The women’s 100m ambulant race at Sol2023 saw all three medallists from the previous Games retain their positions on the podium at Honiara’s National Stadium on Tuesday night.
Rose Vandegou from New Caledonia, the reigning women’s 100m ambulant Pacific sprint queen, was the fourth runner to cross the finish line with a time of 18.70 seconds but managed to retain her golden crown after placing percentage calculations at the end of the race put her final percentage at 94.65 against her T/F41 classification.
In the ambulant category, Para athletes’ results are measured against their classification to determine their final placing percentage. A higher percentage closer to 100 indicates a better ranking and the highest ranked competitor at the end of the event is the winner.
“I did two months of preparation and I think that I am proud because I worked really hard.
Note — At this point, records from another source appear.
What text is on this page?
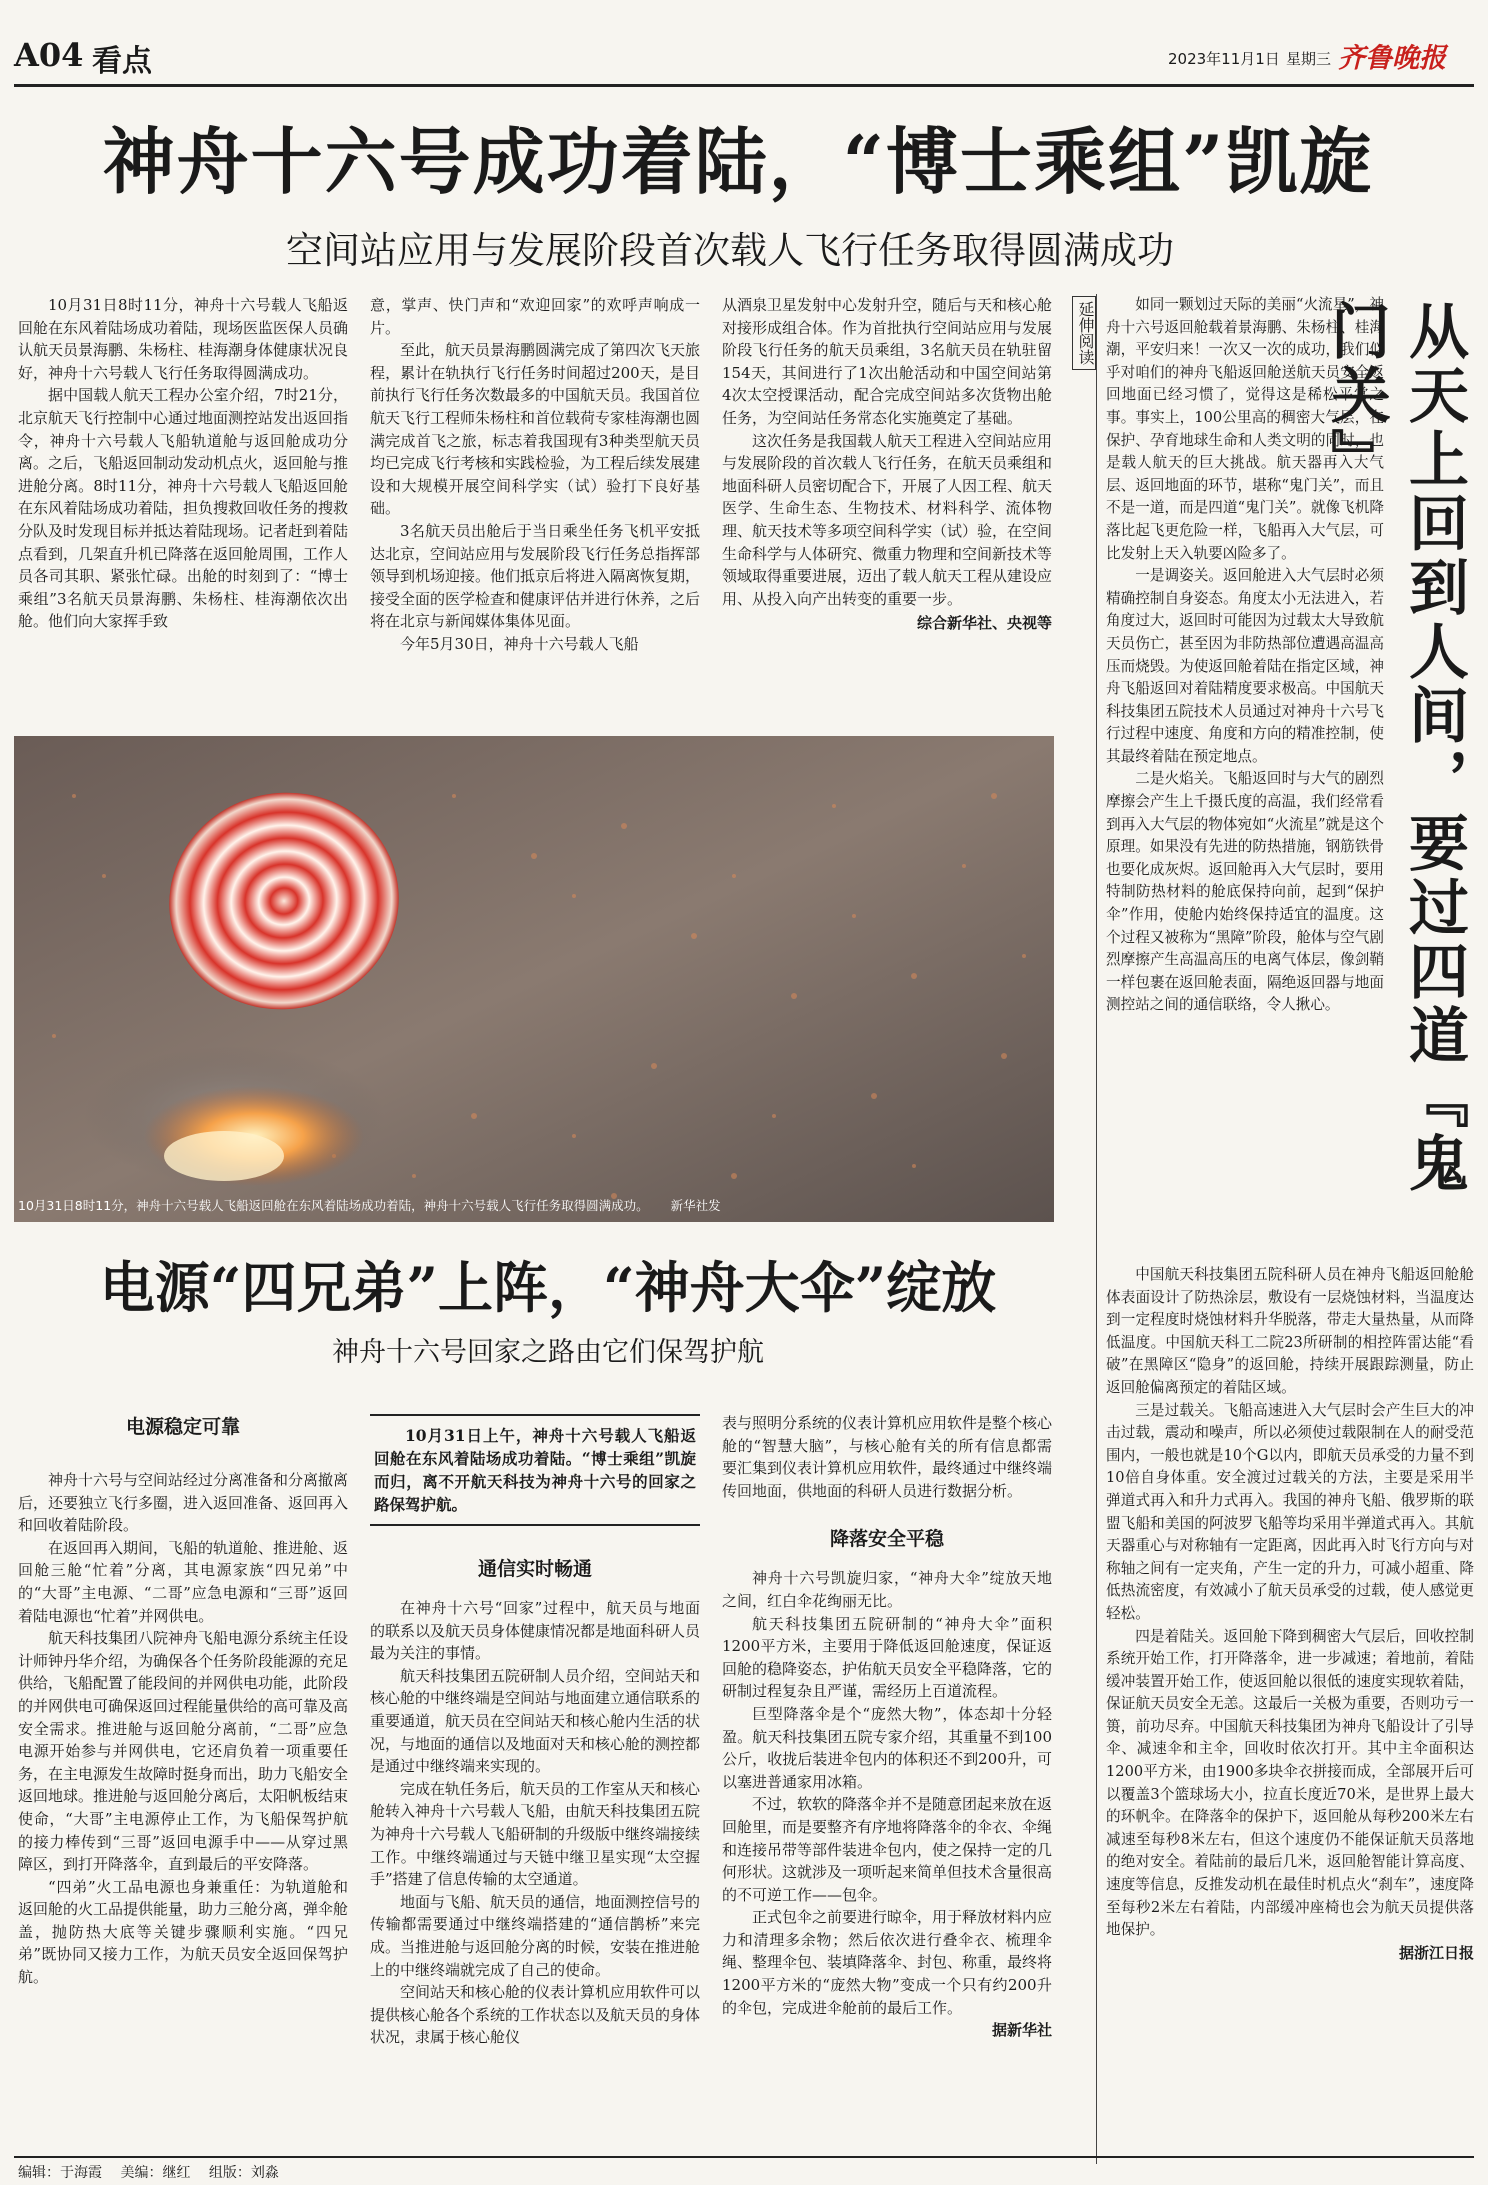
A04 看点	2023年11月1日 星期三 齐鲁晚报
神舟十六号成功着陆，“博士乘组”凯旋
空间站应用与发展阶段首次载人飞行任务取得圆满成功

10月31日8时11分，神舟十六号载人飞船返回舱在东风着陆场成功着陆，现场医监医保人员确认航天员景海鹏、朱杨柱、桂海潮身体健康状况良好，神舟十六号载人飞行任务取得圆满成功。

据中国载人航天工程办公室介绍，7时21分，北京航天飞行控制中心通过地面测控站发出返回指令，神舟十六号载人飞船轨道舱与返回舱成功分离。之后，飞船返回制动发动机点火，返回舱与推进舱分离。8时11分，神舟十六号载人飞船返回舱在东风着陆场成功着陆，担负搜救回收任务的搜救分队及时发现目标并抵达着陆现场。记者赶到着陆点看到，几架直升机已降落在返回舱周围，工作人员各司其职、紧张忙碌。出舱的时刻到了：“博士乘组”3名航天员景海鹏、朱杨柱、桂海潮依次出舱。他们向大家挥手致

意，掌声、快门声和“欢迎回家”的欢呼声响成一片。

至此，航天员景海鹏圆满完成了第四次飞天旅程，累计在轨执行飞行任务时间超过200天，是目前执行飞行任务次数最多的中国航天员。我国首位航天飞行工程师朱杨柱和首位载荷专家桂海潮也圆满完成首飞之旅，标志着我国现有3种类型航天员均已完成飞行考核和实践检验，为工程后续发展建设和大规模开展空间科学实（试）验打下良好基础。

3名航天员出舱后于当日乘坐任务飞机平安抵达北京，空间站应用与发展阶段飞行任务总指挥部领导到机场迎接。他们抵京后将进入隔离恢复期，接受全面的医学检查和健康评估并进行休养，之后将在北京与新闻媒体集体见面。

今年5月30日，神舟十六号载人飞船

从酒泉卫星发射中心发射升空，随后与天和核心舱对接形成组合体。作为首批执行空间站应用与发展阶段飞行任务的航天员乘组，3名航天员在轨驻留154天，其间进行了1次出舱活动和中国空间站第4次太空授课活动，配合完成空间站多次货物出舱任务，为空间站任务常态化实施奠定了基础。

这次任务是我国载人航天工程进入空间站应用与发展阶段的首次载人飞行任务，在航天员乘组和地面科研人员密切配合下，开展了人因工程、航天医学、生命生态、生物技术、材料科学、流体物理、航天技术等多项空间科学实（试）验，在空间生命科学与人体研究、微重力物理和空间新技术等领域取得重要进展，迈出了载人航天工程从建设应用、从投入向产出转变的重要一步。

综合新华社、央视等
10月31日8时11分，神舟十六号载人飞船返回舱在东风着陆场成功着陆，神舟十六号载人飞行任务取得圆满成功。 新华社发
延伸阅读	从天上回到人间，要过四道『鬼门关』

如同一颗划过天际的美丽“火流星”，神舟十六号返回舱载着景海鹏、朱杨柱、桂海潮，平安归来！一次又一次的成功，我们似乎对咱们的神舟飞船返回舱送航天员安全返回地面已经习惯了，觉得这是稀松平常之事。事实上，100公里高的稠密大气层，在保护、孕育地球生命和人类文明的同时，也是载人航天的巨大挑战。航天器再入大气层、返回地面的环节，堪称“鬼门关”，而且不是一道，而是四道“鬼门关”。就像飞机降落比起飞更危险一样，飞船再入大气层，可比发射上天入轨要凶险多了。

一是调姿关。返回舱进入大气层时必须精确控制自身姿态。角度太小无法进入，若角度过大，返回时可能因为过载太大导致航天员伤亡，甚至因为非防热部位遭遇高温高压而烧毁。为使返回舱着陆在指定区域，神舟飞船返回对着陆精度要求极高。中国航天科技集团五院技术人员通过对神舟十六号飞行过程中速度、角度和方向的精准控制，使其最终着陆在预定地点。

二是火焰关。飞船返回时与大气的剧烈摩擦会产生上千摄氏度的高温，我们经常看到再入大气层的物体宛如“火流星”就是这个原理。如果没有先进的防热措施，钢筋铁骨也要化成灰烬。返回舱再入大气层时，要用特制防热材料的舱底保持向前，起到“保护伞”作用，使舱内始终保持适宜的温度。这个过程又被称为“黑障”阶段，舱体与空气剧烈摩擦产生高温高压的电离气体层，像剑鞘一样包裹在返回舱表面，隔绝返回器与地面测控站之间的通信联络，令人揪心。

中国航天科技集团五院科研人员在神舟飞船返回舱舱体表面设计了防热涂层，敷设有一层烧蚀材料，当温度达到一定程度时烧蚀材料升华脱落，带走大量热量，从而降低温度。中国航天科工二院23所研制的相控阵雷达能“看破”在黑障区“隐身”的返回舱，持续开展跟踪测量，防止返回舱偏离预定的着陆区域。

三是过载关。飞船高速进入大气层时会产生巨大的冲击过载，震动和噪声，所以必须使过载限制在人的耐受范围内，一般也就是10个G以内，即航天员承受的力量不到10倍自身体重。安全渡过过载关的方法，主要是采用半弹道式再入和升力式再入。我国的神舟飞船、俄罗斯的联盟飞船和美国的阿波罗飞船等均采用半弹道式再入。其航天器重心与对称轴有一定距离，因此再入时飞行方向与对称轴之间有一定夹角，产生一定的升力，可减小超重、降低热流密度，有效减小了航天员承受的过载，使人感觉更轻松。

四是着陆关。返回舱下降到稠密大气层后，回收控制系统开始工作，打开降落伞，进一步减速；着地前，着陆缓冲装置开始工作，使返回舱以很低的速度实现软着陆，保证航天员安全无恙。这最后一关极为重要，否则功亏一篑，前功尽弃。中国航天科技集团为神舟飞船设计了引导伞、减速伞和主伞，回收时依次打开。其中主伞面积达1200平方米，由1900多块伞衣拼接而成，全部展开后可以覆盖3个篮球场大小，拉直长度近70米，是世界上最大的环帆伞。在降落伞的保护下，返回舱从每秒200米左右减速至每秒8米左右，但这个速度仍不能保证航天员落地的绝对安全。着陆前的最后几米，返回舱智能计算高度、速度等信息，反推发动机在最佳时机点火“刹车”，速度降至每秒2米左右着陆，内部缓冲座椅也会为航天员提供落地保护。

据浙江日报
电源“四兄弟”上阵，“神舟大伞”绽放
神舟十六号回家之路由它们保驾护航
电源稳定可靠

神舟十六号与空间站经过分离准备和分离撤离后，还要独立飞行多圈，进入返回准备、返回再入和回收着陆阶段。

在返回再入期间，飞船的轨道舱、推进舱、返回舱三舱“忙着”分离，其电源家族“四兄弟”中的“大哥”主电源、“二哥”应急电源和“三哥”返回着陆电源也“忙着”并网供电。

航天科技集团八院神舟飞船电源分系统主任设计师钟丹华介绍，为确保各个任务阶段能源的充足供给，飞船配置了能段间的并网供电功能，此阶段的并网供电可确保返回过程能量供给的高可靠及高安全需求。推进舱与返回舱分离前，“二哥”应急电源开始参与并网供电，它还肩负着一项重要任务，在主电源发生故障时挺身而出，助力飞船安全返回地球。推进舱与返回舱分离后，太阳帆板结束使命，“大哥”主电源停止工作，为飞船保驾护航的接力棒传到“三哥”返回电源手中——从穿过黑障区，到打开降落伞，直到最后的平安降落。

“四弟”火工品电源也身兼重任：为轨道舱和返回舱的火工品提供能量，助力三舱分离，弹伞舱盖，抛防热大底等关键步骤顺利实施。“四兄弟”既协同又接力工作，为航天员安全返回保驾护航。

10月31日上午，神舟十六号载人飞船返回舱在东风着陆场成功着陆。“博士乘组”凯旋而归，离不开航天科技为神舟十六号的回家之路保驾护航。

通信实时畅通

在神舟十六号“回家”过程中，航天员与地面的联系以及航天员身体健康情况都是地面科研人员最为关注的事情。

航天科技集团五院研制人员介绍，空间站天和核心舱的中继终端是空间站与地面建立通信联系的重要通道，航天员在空间站天和核心舱内生活的状况，与地面的通信以及地面对天和核心舱的测控都是通过中继终端来实现的。

完成在轨任务后，航天员的工作室从天和核心舱转入神舟十六号载人飞船，由航天科技集团五院为神舟十六号载人飞船研制的升级版中继终端接续工作。中继终端通过与天链中继卫星实现“太空握手”搭建了信息传输的太空通道。

地面与飞船、航天员的通信，地面测控信号的传输都需要通过中继终端搭建的“通信鹊桥”来完成。当推进舱与返回舱分离的时候，安装在推进舱上的中继终端就完成了自己的使命。

空间站天和核心舱的仪表计算机应用软件可以提供核心舱各个系统的工作状态以及航天员的身体状况，隶属于核心舱仪

表与照明分系统的仪表计算机应用软件是整个核心舱的“智慧大脑”，与核心舱有关的所有信息都需要汇集到仪表计算机应用软件，最终通过中继终端传回地面，供地面的科研人员进行数据分析。

降落安全平稳

神舟十六号凯旋归家，“神舟大伞”绽放天地之间，红白伞花绚丽无比。

航天科技集团五院研制的“神舟大伞”面积1200平方米，主要用于降低返回舱速度，保证返回舱的稳降姿态，护佑航天员安全平稳降落，它的研制过程复杂且严谨，需经历上百道流程。

巨型降落伞是个“庞然大物”，体态却十分轻盈。航天科技集团五院专家介绍，其重量不到100公斤，收拢后装进伞包内的体积还不到200升，可以塞进普通家用冰箱。

不过，软软的降落伞并不是随意团起来放在返回舱里，而是要整齐有序地将降落伞的伞衣、伞绳和连接吊带等部件装进伞包内，使之保持一定的几何形状。这就涉及一项听起来简单但技术含量很高的不可逆工作——包伞。

正式包伞之前要进行晾伞，用于释放材料内应力和清理多余物；然后依次进行叠伞衣、梳理伞绳、整理伞包、装填降落伞、封包、称重，最终将1200平方米的“庞然大物”变成一个只有约200升的伞包，完成进伞舱前的最后工作。

据新华社
编辑：于海霞 美编：继红 组版：刘淼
Now I am also training very hard to qualify for the Paralympics, that’s my goal,” a delighted Vandegou told the Pacific Games News Service.
Solomon Islands’ Jeminah Otoa was the silver medallist at Sol2023, just as she was at Samoa 2019…at a time when she was still looking four years into the future as she anticipated the excitement of the Pacific Games being hosted in Solomon Islands.
On Tuesday, she lived out her dream of competing for medals in front of a home crowd and was the second to cross the finish line with a time of 14.76 seconds and secured the second highest placing percentage of 80.55 against her T47/F46 classification.
She told the Pacific Games News Service: “Today is an amazing moment for me because I came second and I’m so excited that I can represent my country and my family in front of my people.
“For me it is a great honor to compete here, and I want to encourage other people like me to come along and join sport with me,” she said.
Marceline Moli from Vanuatu also retained her bronze medal, clocking a time of 14.94 seconds and a placing percentage of 79.58 against her T/F46 classification.
The Pacific Games News Service caught up with Moli, who is at Sol2023 to compete in only this event, and she said:
“I feel very happy. Although I didn’t go up in (podium) position since the Pacific Games in Samoa (2019), I also did not lose my position and I managed to keep my position with the bronze medal, so I am happy that I was able to do that.
“I felt that I probably could have raced better because I trained back home (in Vanuatu) and my aim was to get a medal. I did get a medal, so I achieved my goal which I am happy about, and I want to dedicate this medal to my family, my mum and dad, my supporters and sponsor and to the Vanuatu Paralympic Committee. I appreciate them a lot.
“I also want to tell people like me and other Para athletes to not be afraid of your abilities. I want to encourage them that having a disability does not mean that we only belong in our little corners in our homes. We all belong everywhere, and we can all do many different things including sport. Whether you are able-bodied or have a disability, we are all the same, so don’t look at your disability but look at your abilities,” she affirmed.
Sol2023 Para athletics events continue on Wednesday with the men’s shot put secured throw at 4.30pm and the women’s javelin throw ambulant at 6.30pm.